Até 1974, o tratamento aplicado aos oficiais era o seguinte: Aspirantes, Subalternos e Capitães/1ºs Tenentes tinham direito ao tratamento de Vossa Senhoria a anteceder o posto, que já de si era acompanhado da palavra “Senhor” ou do característico “Meu”; os oficiais superiores venciam “Vossa Excelência”, bem como os oficiais generais; ao passo que “Sua Excelência” era reservado a Marechais e Almirantes.

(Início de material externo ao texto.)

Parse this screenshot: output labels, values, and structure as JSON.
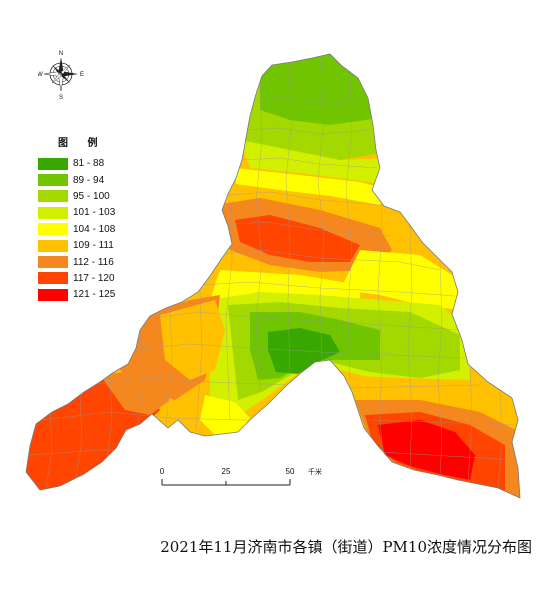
{
  "title": "2021年11月济南市各镇（街道）PM10浓度情况分布图",
  "compass": {
    "north": "N",
    "south": "S",
    "east": "E",
    "west": "W",
    "icon": "compass-rose-icon"
  },
  "legend": {
    "title": "图 例",
    "items": [
      {
        "label": "81 - 88",
        "color": "#38a800"
      },
      {
        "label": "89 - 94",
        "color": "#70c400"
      },
      {
        "label": "95 - 100",
        "color": "#a3d900"
      },
      {
        "label": "101 - 103",
        "color": "#d3f000"
      },
      {
        "label": "104 - 108",
        "color": "#ffff00"
      },
      {
        "label": "109 - 111",
        "color": "#ffc000"
      },
      {
        "label": "112 - 116",
        "color": "#f5871f"
      },
      {
        "label": "117 - 120",
        "color": "#ff4500"
      },
      {
        "label": "121 - 125",
        "color": "#ff0000"
      }
    ]
  },
  "scale_bar": {
    "ticks": [
      "0",
      "25",
      "50"
    ],
    "unit": "千米"
  }
}
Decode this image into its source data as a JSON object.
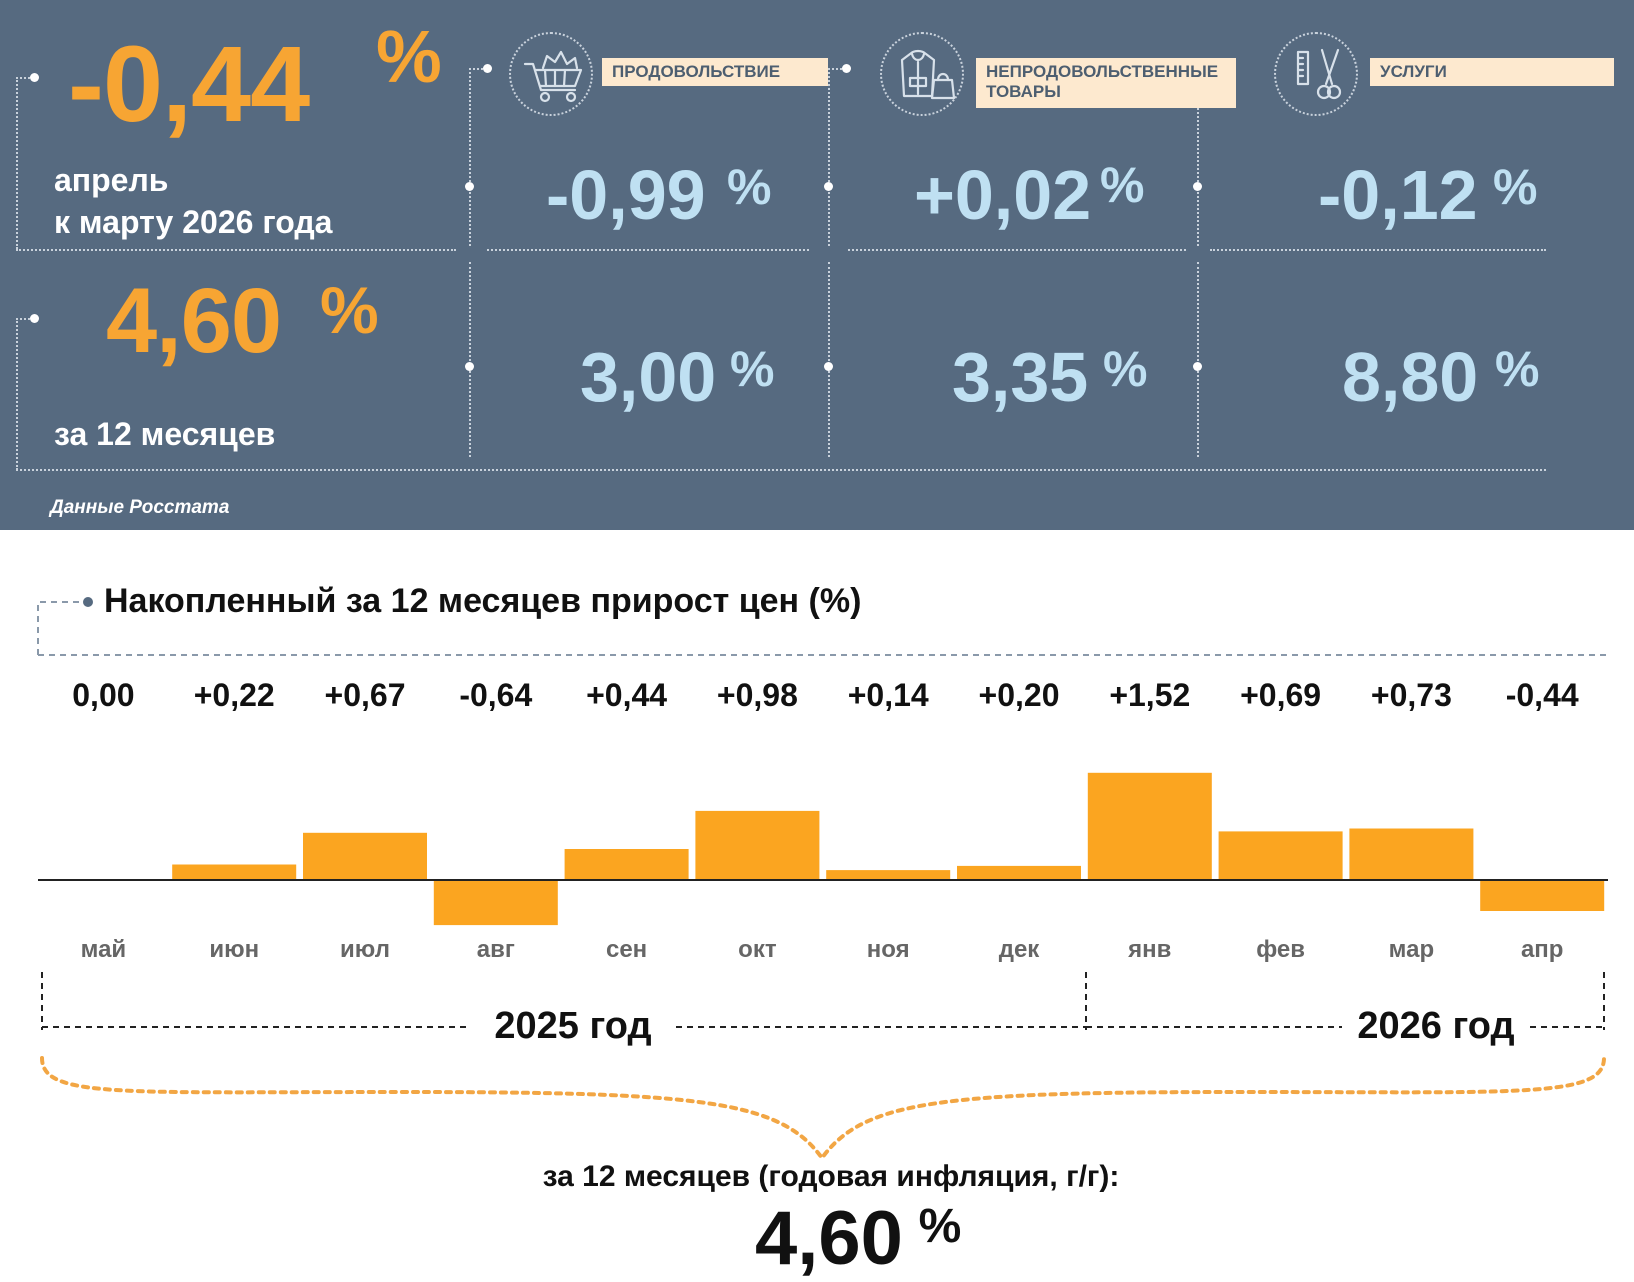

Em 1977/8 – note-se que ainda funcionava o Conselho da Revolução, pelo que não houve aqui qualquer influência civil – a hierarquia militar deu um tiro nos pés (o que tem feito, infelizmente, amiúde), ao reformular o Regulamento de Continências e Honras Militares e retirou o direito à dignidade do tratamento a todos os oficiais, à excepção da atribuída aos oficiais generais, marechais e almirantes.[4]
As razões por que o fizeram nunca foram explicitadas (creio), mas tal explica-se por todas as vicissitudes entretanto vividas e de que ainda hoje não recuperaram.
Já a população transmontana merecia melhor sorte (embora a sorte dê muito trabalho), mas ainda está a tempo de aprender com o antigo – e abençoado – Corregedor de Santarém.

[1] Sem falar nas desgraças que nos aconteceram a partir de 1795 e no combate e perseguição que lhes tivemos que dar, para os correr de Espanha, e os perseguir até que se rendessem, o que só aconteceu em Toulouse, em 1814.
[2] E atenção, no areópago da “Loja” a hierarquia é severa: tem 33 graus e a cada um corresponde um “título”.
[3] A “grande reforma” dos hospitais militares já fez com que se misturassem oficiais, sargentos e praças no mesmo quarto…
[4] Regulamento actualmente em extinção por inanidade!